What are Europe’s top ten active adventures?
I am currently stationed in Naples, Italy for another year and a half. Can you list ten things that I should accomplish in Europe while I'm here? I love to travel and fish and I am more concerned with seeing the natural beauty of the continent than anything else.BlakeNaples, Italy
As much as I enjoy living in the mountains of western North Carolina, I have to say I'm a little jealous of your zip code (or “codice di avviamento postale,” as the locals might say). So you're basically looking for a manlier, outdoorsier, version of Eat, Pray, Love huh? Well, how about a top ten guide for someone who wants to Sweat, Play, Rove through Europe? (That sound you hear is me patting myself on the shoulder for the clever play on words.) Here goes:
The MatterhornThe Matterhorn
1. Ski a Glacier
In the winter, there's nothing more liberating than carving down the wide-open high glaciers of the Alps, with the rest of the world stretching below you. In the summer, it's simply awesome to be able to ski. Stubai in Austria is one of Europe's premier on- and off-piste glacier destinations, just outside of Innsbruck.
2. Drive a Canal Boat Through Southern France
There isn't a more romantic vacation than driving a boat for a week down the magnificent, tree-lined 300-year-old Canal du Midi, which connects the Atlantic and Mediterranean through Southern France. Le Boat, plans tours and offers boat rentals starting at $567 per week.

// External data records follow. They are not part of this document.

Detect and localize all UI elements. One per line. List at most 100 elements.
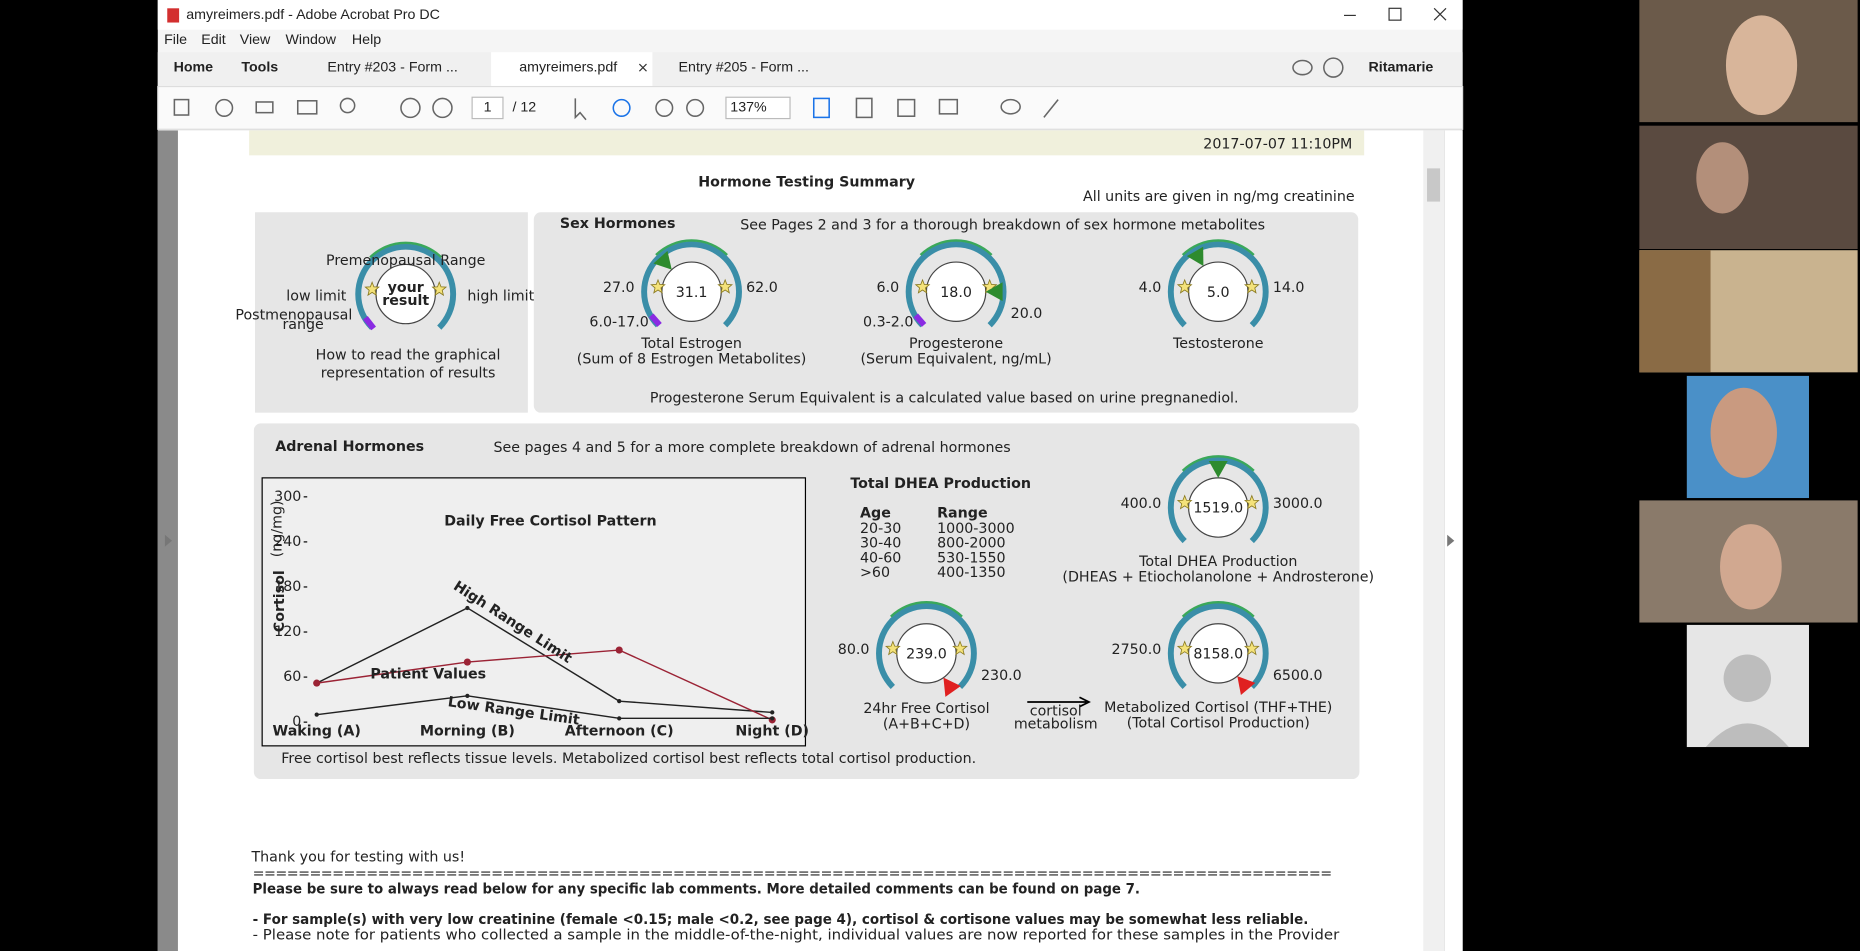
table-cell: 400-1350 (937, 565, 1005, 581)
closing-line: - Please note for patients who collected… (253, 928, 1340, 944)
table-cell: >60 (860, 565, 890, 581)
gauge-sub: (Total Cortisol Production) (1127, 715, 1310, 731)
data-point (770, 710, 774, 714)
post-range: 0.3-2.0 (863, 315, 913, 331)
gauge-sub: (DHEAS + Etiocholanolone + Androsterone) (1062, 569, 1374, 585)
table-cell: 530-1550 (937, 550, 1005, 566)
gauge-name: 24hr Free Cortisol (863, 701, 989, 717)
gauge-low: 27.0 (603, 280, 635, 296)
legend-post: range (282, 317, 323, 333)
legend-range: Premenopausal Range (326, 253, 485, 269)
home-tab[interactable]: Home (174, 59, 214, 75)
data-point (464, 659, 471, 666)
zoom-level: 137% (730, 100, 767, 116)
gauge-low: 6.0 (877, 280, 900, 296)
gauge-high: 3000.0 (1273, 496, 1323, 512)
participant (1711, 388, 1777, 478)
table-header: Age (860, 505, 891, 521)
gauge-high: 14.0 (1273, 280, 1305, 296)
section-subtitle: See pages 4 and 5 for a more complete br… (493, 440, 1010, 456)
section-note: Progesterone Serum Equivalent is a calcu… (650, 390, 1239, 406)
gauge-name: Progesterone (909, 336, 1003, 352)
units-note: All units are given in ng/mg creatinine (1083, 189, 1355, 205)
data-point (313, 680, 320, 687)
gauge-high: 20.0 (1011, 306, 1043, 322)
section-subtitle: See Pages 2 and 3 for a thorough breakdo… (740, 217, 1265, 233)
x-tick-label: Waking (A) (273, 724, 361, 740)
doc-title: Hormone Testing Summary (698, 175, 915, 191)
gauge-sub: (Sum of 8 Estrogen Metabolites) (577, 351, 807, 367)
gauge-value: 31.1 (676, 285, 708, 301)
participant (1720, 524, 1782, 609)
participant (1696, 142, 1748, 213)
y-tick-label: 60 (283, 669, 301, 685)
data-point (617, 699, 621, 703)
legend-low: low limit (286, 288, 347, 304)
gauge-value: 5.0 (1207, 285, 1230, 301)
gauge-high: 230.0 (981, 668, 1022, 684)
x-tick-label: Afternoon (C) (565, 724, 674, 740)
gauge-value: 1519.0 (1193, 501, 1243, 517)
table-cell: 30-40 (860, 536, 901, 552)
header-band (249, 130, 1364, 155)
table-cell: 20-30 (860, 521, 901, 537)
legend-center: result (382, 293, 429, 309)
y-tick-label: 180 (274, 579, 301, 595)
data-point (617, 716, 621, 720)
gauge-high: 6500.0 (1273, 668, 1323, 684)
table-title: Total DHEA Production (850, 476, 1031, 492)
data-point (315, 712, 319, 716)
scroll-thumb[interactable] (1427, 168, 1440, 201)
tools-tab[interactable]: Tools (241, 59, 278, 75)
avatar-head (1724, 655, 1771, 702)
menu-item[interactable]: File (164, 32, 187, 48)
page-count: / 12 (512, 100, 536, 116)
closing-line: - For sample(s) with very low creatinine… (253, 912, 1309, 928)
gauge-value: 239.0 (906, 647, 947, 663)
app-icon (167, 8, 179, 22)
table-cell: 800-2000 (937, 536, 1005, 552)
menu-item[interactable]: Window (285, 32, 336, 48)
user-name[interactable]: Ritamarie (1369, 59, 1434, 75)
section-title: Adrenal Hormones (275, 439, 424, 455)
gauge-high: 62.0 (746, 280, 778, 296)
gauge-value: 8158.0 (1193, 647, 1243, 663)
y-tick-label: 120 (274, 624, 301, 640)
table-cell: 1000-3000 (937, 521, 1015, 537)
gauge-low: 80.0 (838, 642, 870, 658)
data-point (770, 716, 774, 720)
video-tile[interactable] (1639, 126, 1857, 249)
y-tick-label: 240 (274, 534, 301, 550)
document-tab[interactable]: amyreimers.pdf (519, 59, 617, 75)
door (1639, 250, 1710, 372)
document-tab[interactable]: Entry #205 - Form ... (679, 59, 809, 75)
gauge-low: 2750.0 (1112, 642, 1162, 658)
arrow-label: metabolism (1014, 717, 1098, 733)
menu-item[interactable]: View (240, 32, 271, 48)
series-label: Patient Values (370, 667, 486, 683)
data-point (616, 646, 623, 653)
table-cell: 40-60 (860, 550, 901, 566)
window-title: amyreimers.pdf - Adobe Acrobat Pro DC (186, 7, 440, 23)
scrollbar[interactable] (1423, 130, 1444, 951)
closing-line: Please be sure to always read below for … (253, 881, 1140, 897)
menu-item[interactable]: Help (352, 32, 381, 48)
gauge-low: 400.0 (1121, 496, 1162, 512)
legend-high: high limit (467, 288, 534, 304)
gauge-value: 18.0 (940, 285, 972, 301)
menu-item[interactable]: Edit (201, 32, 226, 48)
participant (1726, 15, 1797, 115)
y-tick-label: 300 (274, 489, 301, 505)
page-number: 1 (484, 100, 492, 116)
document-tab[interactable]: Entry #203 - Form ... (327, 59, 457, 75)
gauge-name: Testosterone (1172, 336, 1263, 352)
gauge-name: Total Estrogen (640, 336, 742, 352)
legend-caption: representation of results (321, 366, 496, 382)
post-range: 6.0-17.0 (589, 315, 648, 331)
section-title: Sex Hormones (560, 216, 676, 232)
x-tick-label: Morning (B) (420, 724, 515, 740)
table-header: Range (937, 505, 988, 521)
data-point (465, 606, 469, 610)
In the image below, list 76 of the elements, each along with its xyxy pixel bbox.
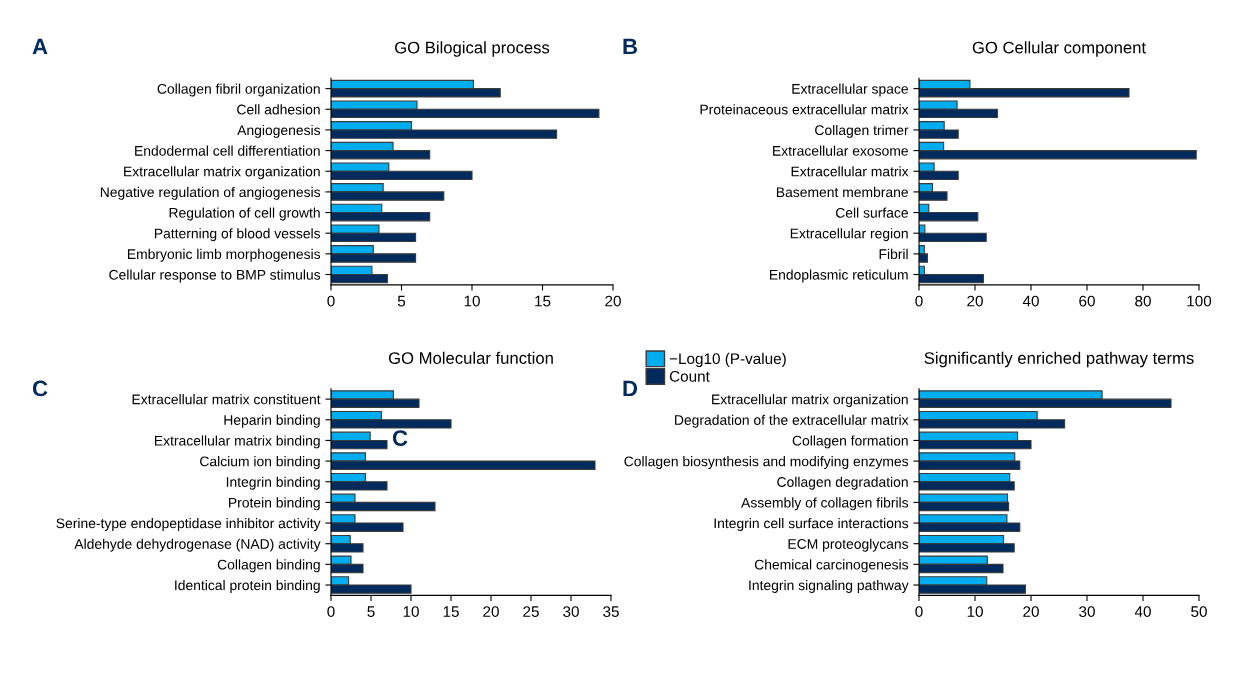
x-tick-label: 30	[563, 606, 579, 617]
x-tick-label: 20	[483, 606, 499, 617]
x-tick-label: 5	[367, 606, 375, 617]
x-tick-label: 80	[1135, 295, 1151, 307]
y-tick-label: Heparin binding	[224, 414, 320, 428]
y-tick-label: ECM proteoglycans	[788, 538, 909, 552]
y-tick-label: Collagen formation	[792, 435, 908, 449]
y-tick-label: Endoplasmic reticulum	[770, 269, 908, 283]
y-tick-label: Cell surface	[835, 207, 908, 218]
y-tick-label: Aldehyde dehydrogenase (NAD) activity	[74, 538, 321, 552]
x-tick-label: 15	[443, 606, 459, 617]
legend-label: −Log10 (P-value)	[669, 352, 786, 368]
chart-title: GO Molecular function	[388, 351, 553, 364]
x-tick-label: 0	[915, 295, 923, 307]
y-tick-label: Extracellular matrix organization	[712, 394, 908, 408]
x-tick-label: 0	[327, 606, 335, 617]
y-tick-label: Negative regulation of angiogenesis	[100, 186, 321, 200]
y-tick-label: Chemical carcinogenesis	[754, 559, 909, 573]
y-tick-label: Fibril	[879, 248, 908, 260]
y-tick-label: Integrin signaling pathway	[749, 579, 909, 593]
x-tick-label: 60	[1079, 295, 1095, 307]
y-tick-label: Cell adhesion	[237, 104, 320, 115]
x-tick-label: 20	[967, 295, 983, 307]
y-tick-label: Integrin binding	[226, 476, 320, 490]
y-tick-label: Collagen trimer	[815, 124, 909, 138]
x-tick-label: 25	[523, 606, 539, 617]
y-tick-label: Embryonic limb morphogenesis	[127, 248, 321, 262]
y-tick-label: Basement membrane	[776, 186, 908, 198]
y-tick-label: Angiogenesis	[237, 124, 321, 138]
y-tick-label: Patterning of blood vessels	[154, 228, 321, 242]
x-tick-label: 5	[397, 295, 406, 307]
y-tick-label: Protein binding	[229, 497, 320, 511]
y-tick-label: Extracellular space	[792, 83, 908, 97]
y-tick-label: Collagen binding	[217, 559, 320, 573]
chart-title: Significantly enriched pathway terms	[924, 351, 1194, 368]
legend-label: Count	[669, 370, 710, 382]
chart-title: GO Cellular component	[972, 41, 1146, 57]
y-tick-label: Extracellular matrix organization	[124, 166, 320, 180]
x-tick-label: 10	[967, 606, 983, 617]
y-tick-label: Extracellular matrix constituent	[132, 394, 321, 405]
y-tick-label: Collagen biosynthesis and modifying enzymes	[624, 456, 909, 470]
y-tick-label: Proteinaceous extracellular matrix	[700, 104, 909, 115]
x-tick-label: 0	[327, 295, 335, 307]
text: A	[32, 38, 48, 55]
y-tick-label: Extracellular region	[790, 228, 908, 242]
y-tick-label: Assembly of collagen fibrils	[741, 497, 909, 511]
y-tick-label: Extracellular matrix	[791, 166, 909, 177]
x-tick-label: 20	[605, 295, 621, 307]
x-tick-label: 0	[915, 606, 923, 617]
x-tick-label: 40	[1022, 295, 1039, 307]
y-tick-label: Serine-type endopeptidase inhibitor activity	[56, 518, 321, 531]
y-tick-label: Collagen degradation	[777, 476, 908, 490]
x-tick-label: 30	[1079, 606, 1095, 617]
y-tick-label: Integrin cell surface interactions	[714, 518, 909, 531]
x-tick-label: 40	[1134, 606, 1151, 617]
x-tick-label: 50	[1191, 606, 1207, 617]
y-tick-label: Endodermal cell differentiation	[135, 145, 320, 156]
text: B	[623, 38, 638, 55]
y-tick-label: Collagen fibril organization	[157, 83, 320, 97]
text: D	[623, 380, 638, 397]
annotation: C	[392, 430, 408, 446]
y-tick-label: Cellular response to BMP stimulus	[109, 269, 321, 283]
x-tick-label: 100	[1187, 295, 1212, 307]
text: C	[32, 380, 48, 397]
y-tick-label: Extracellular matrix binding	[155, 435, 320, 449]
x-tick-label: 15	[535, 295, 551, 307]
y-tick-label: Calcium ion binding	[200, 456, 320, 470]
x-tick-label: 10	[464, 295, 480, 307]
x-tick-label: 20	[1023, 606, 1039, 617]
x-tick-label: 35	[603, 606, 619, 617]
y-tick-label: Extracellular exosome	[773, 145, 908, 156]
x-tick-label: 10	[403, 606, 419, 617]
chart-title: GO Bilogical process	[395, 41, 550, 57]
y-tick-label: Degradation of the extracellular matrix	[675, 414, 909, 428]
y-tick-label: Regulation of cell growth	[169, 207, 320, 221]
y-tick-label: Identical protein binding	[175, 579, 320, 593]
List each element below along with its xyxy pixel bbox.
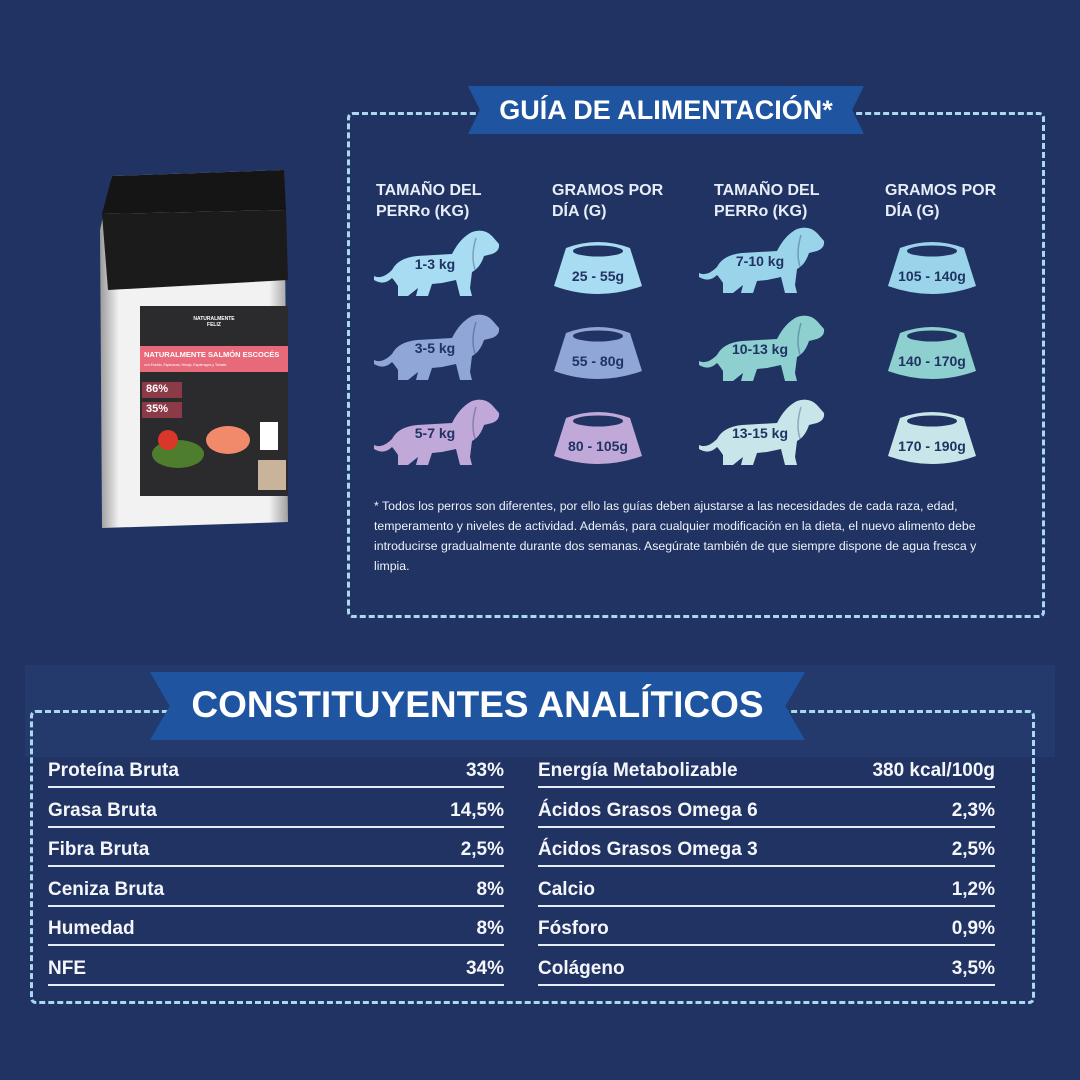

3. Learn to Cook in Tuscany
Sip wine from a basket bottle and master the simple techniques that transform staples like tomatoes, pecorino cheese, beans, olive oil, and mushrooms into high cuisine (and you into a cooking dynamo). The Italian Cookery Course runs a seven-day cooking school and culinary tour, starting at $2,950 per person.
4. Conquer the Matterhorn
This 14,690-foot shark's fin of gneiss on the Swiss-Italian border is Europe's most imposing peak. International Mountain Guides will lead you to the top, if you dare. You'll train with them for nearly a week on similar mountains beforehand. Prices start at $3,500.
5. Walk in the Footsteps of the Great English Poets
The stark beauty of the Lake District in England has inspired artists and poets since the likes of Coleridge, Wordsworth, and Tennyson wandered its bare, rolling hills in the 18th century. Take an inn-to-inn walking tour, eating pub grub, and visiting the haunts of these legendary figures along the way. Plan your own trip to save money, or use a service like English Lakeland Ramblers, which organizes seven-day walks for $3,175, all-inclusive.
6. Drive the Autobahn in a Porsche
Porsche. Autobahn. Need I say more? Auto Europe rents them for $750 a day.
7. Flamenco Dance in Spain
Flamenco, the dramatic, foot-stamping exotic folk-dance of Southern Spain. The company Go Learn To leads several different excursions to Andalucia for flamenco dance lessons—lasting from a weekend to week-long, and starting at about $200 per person.
8. Land a Salmon fit for a Viking God
Fly-fishing in the frigid, barren rivers of Iceland is truly Beowulf-worthy, with salmon that grow larger than 20 pounds and fight like a shark. The season runs from June to September. Iceland Angling Travel will lead you, starting around $500 for a one-person trip (or $300 each for a two-person trip).
9. Yodel from the Top of the Alps
You'll feel like you've been dropped into The Sound of Music as you ascend the flower-filled alpine meadows of the Alps in summer, and when you reach a ridge crest, you can't help but want to break into a yodel (and then brag to everyone at home that you did it). One of the best starting points for a day hike is Zermatt. Follow the ten-mile round-trip Höhenweg Höhbalmen from town, offering glimpses of the Matterhorn. Stay at the Coeur des Alpes, a swanky B&B carved into the mountainside, which starts at $174 per night.
10. Make a Crop Circle, and Freak out an Entire Continent
Nothing like sneaking into a wheat field at night, making a crop circle shaped like Ned Flanders, and watching the alien conspiracy theories spread across all of Europe the next day. Good times. The web site How Stuff Works diagrams the way to do it properly.